The Schmitz-Horning Company was founded in Cleveland, Ohio in 1905 and was known for its lithographed borders and scenic wallpapers. One of its early papers was “Kindergarten Cut-Outs,” the first interactive wallpaper designed for children. These papers were sold as five-foot long panels at a cost of one dollar per panel. The paper in the Museum’s collection is not a full panel—as you can see, the cat has been cut in half. The paper could be applied in panels, or hung as a frieze with the decoration running continuously around the room.
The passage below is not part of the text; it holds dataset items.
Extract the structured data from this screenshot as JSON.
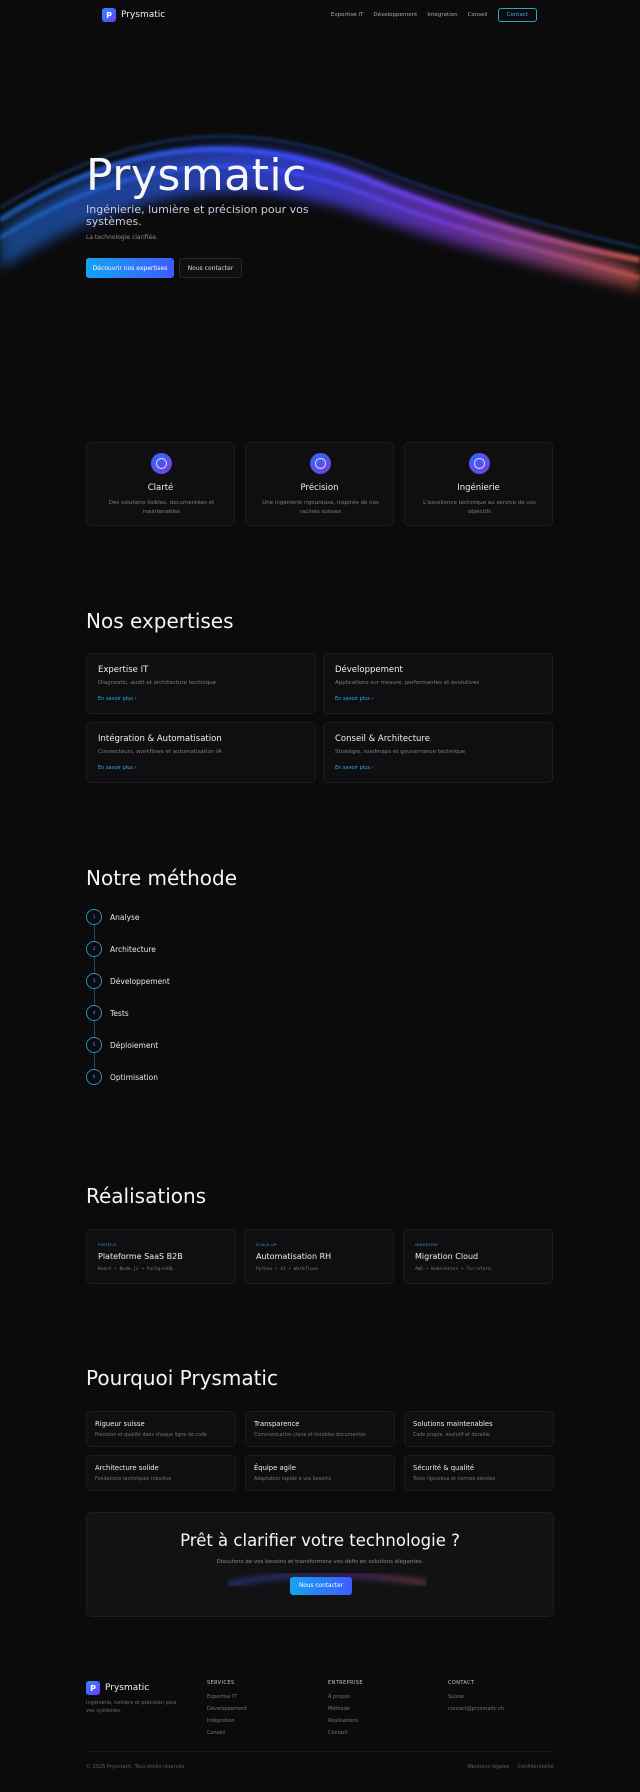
{
  "brand": {
    "logo_letter": "P",
    "name": "Prysmatic"
  },
  "nav": {
    "links": [
      "Expertise IT",
      "Développement",
      "Intégration",
      "Conseil"
    ],
    "contact_label": "Contact"
  },
  "hero": {
    "title": "Prysmatic",
    "subtitle": "Ingénierie, lumière et précision pour vos systèmes.",
    "tagline": "La technologie clarifiée.",
    "primary_cta": "Découvrir nos expertises",
    "secondary_cta": "Nous contacter"
  },
  "values": [
    {
      "title": "Clarté",
      "desc": "Des solutions lisibles, documentées et maintenables"
    },
    {
      "title": "Précision",
      "desc": "Une ingénierie rigoureuse, inspirée de nos racines suisses"
    },
    {
      "title": "Ingénierie",
      "desc": "L'excellence technique au service de vos objectifs"
    }
  ],
  "expertises": {
    "title": "Nos expertises",
    "items": [
      {
        "title": "Expertise IT",
        "desc": "Diagnostic, audit et architecture technique",
        "link": "En savoir plus"
      },
      {
        "title": "Développement",
        "desc": "Applications sur mesure, performantes et évolutives",
        "link": "En savoir plus"
      },
      {
        "title": "Intégration & Automatisation",
        "desc": "Connecteurs, workflows et automatisation IA",
        "link": "En savoir plus"
      },
      {
        "title": "Conseil & Architecture",
        "desc": "Stratégie, roadmaps et gouvernance technique",
        "link": "En savoir plus"
      }
    ]
  },
  "method": {
    "title": "Notre méthode",
    "steps": [
      {
        "num": "1",
        "label": "Analyse"
      },
      {
        "num": "2",
        "label": "Architecture"
      },
      {
        "num": "3",
        "label": "Développement"
      },
      {
        "num": "4",
        "label": "Tests"
      },
      {
        "num": "5",
        "label": "Déploiement"
      },
      {
        "num": "6",
        "label": "Optimisation"
      }
    ]
  },
  "realisations": {
    "title": "Réalisations",
    "items": [
      {
        "category": "FINTECH",
        "title": "Plateforme SaaS B2B",
        "stack": "React • Node.js • PostgreSQL"
      },
      {
        "category": "SCALE-UP",
        "title": "Automatisation RH",
        "stack": "Python • AI • Workflows"
      },
      {
        "category": "INDUSTRIE",
        "title": "Migration Cloud",
        "stack": "AWS • Kubernetes • Terraform"
      }
    ]
  },
  "why": {
    "title": "Pourquoi Prysmatic",
    "items": [
      {
        "title": "Rigueur suisse",
        "desc": "Précision et qualité dans chaque ligne de code"
      },
      {
        "title": "Transparence",
        "desc": "Communication claire et livrables documentés"
      },
      {
        "title": "Solutions maintenables",
        "desc": "Code propre, évolutif et durable"
      },
      {
        "title": "Architecture solide",
        "desc": "Fondations techniques robustes"
      },
      {
        "title": "Équipe agile",
        "desc": "Adaptation rapide à vos besoins"
      },
      {
        "title": "Sécurité & qualité",
        "desc": "Tests rigoureux et normes élevées"
      }
    ]
  },
  "cta": {
    "title": "Prêt à clarifier votre technologie ?",
    "desc": "Discutons de vos besoins et transformons vos défis en solutions élégantes.",
    "button": "Nous contacter"
  },
  "footer": {
    "tagline": "Ingénierie, lumière et précision pour vos systèmes.",
    "services": {
      "head": "SERVICES",
      "items": [
        "Expertise IT",
        "Développement",
        "Intégration",
        "Conseil"
      ]
    },
    "entreprise": {
      "head": "ENTREPRISE",
      "items": [
        "À propos",
        "Méthode",
        "Réalisations",
        "Contact"
      ]
    },
    "contact": {
      "head": "CONTACT",
      "items": [
        "Suisse",
        "contact@prysmatic.ch"
      ]
    },
    "copyright": "© 2025 Prysmatic. Tous droits réservés.",
    "legal": [
      "Mentions légales",
      "Confidentialité"
    ]
  },
  "colors": {
    "accent": "#16a3f0",
    "accent2": "#3b5cff",
    "background": "#0b0b0c",
    "link": "#2fb0e8"
  }
}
As the name "Kindergarten Cut-Outs” suggests, the animals could also be cut out and pasted to the wall, or they could be pinned to a fabric wallcovering to serve as both toy and decoration.
Prior to 1934, when wallpapers became truly washable, it was advisable to hang a fabric wallcovering, such as oilcloth or burlap, below the chair rail in a child’s room. This allowed the area most susceptible to dirt to be easily cleaned or painted as needed. It was very common in this era to combine multiple papers within a room. It was recommended to hang scenic borders at eye level for the child; decorative panels were usually hung above the chair rail or just out of a child’s reach. Another paper, with a stripe or small print pattern, would then fill the space between the border and the ceiling. The Schmitz-Horning papers were all printed in color by lithograph using oil pigments, which meant that the designs could be wiped clean. The printing technique also gives the design a soft look, reminiscent of a watercolor painting.
All of the animals on the paper are drawn in a realistic fashion. At the time, it was thought that natural representation would help children learn about and identify animals more effectively. Authorities believed that stylized or anthropomorphized animals would be confusing to young children.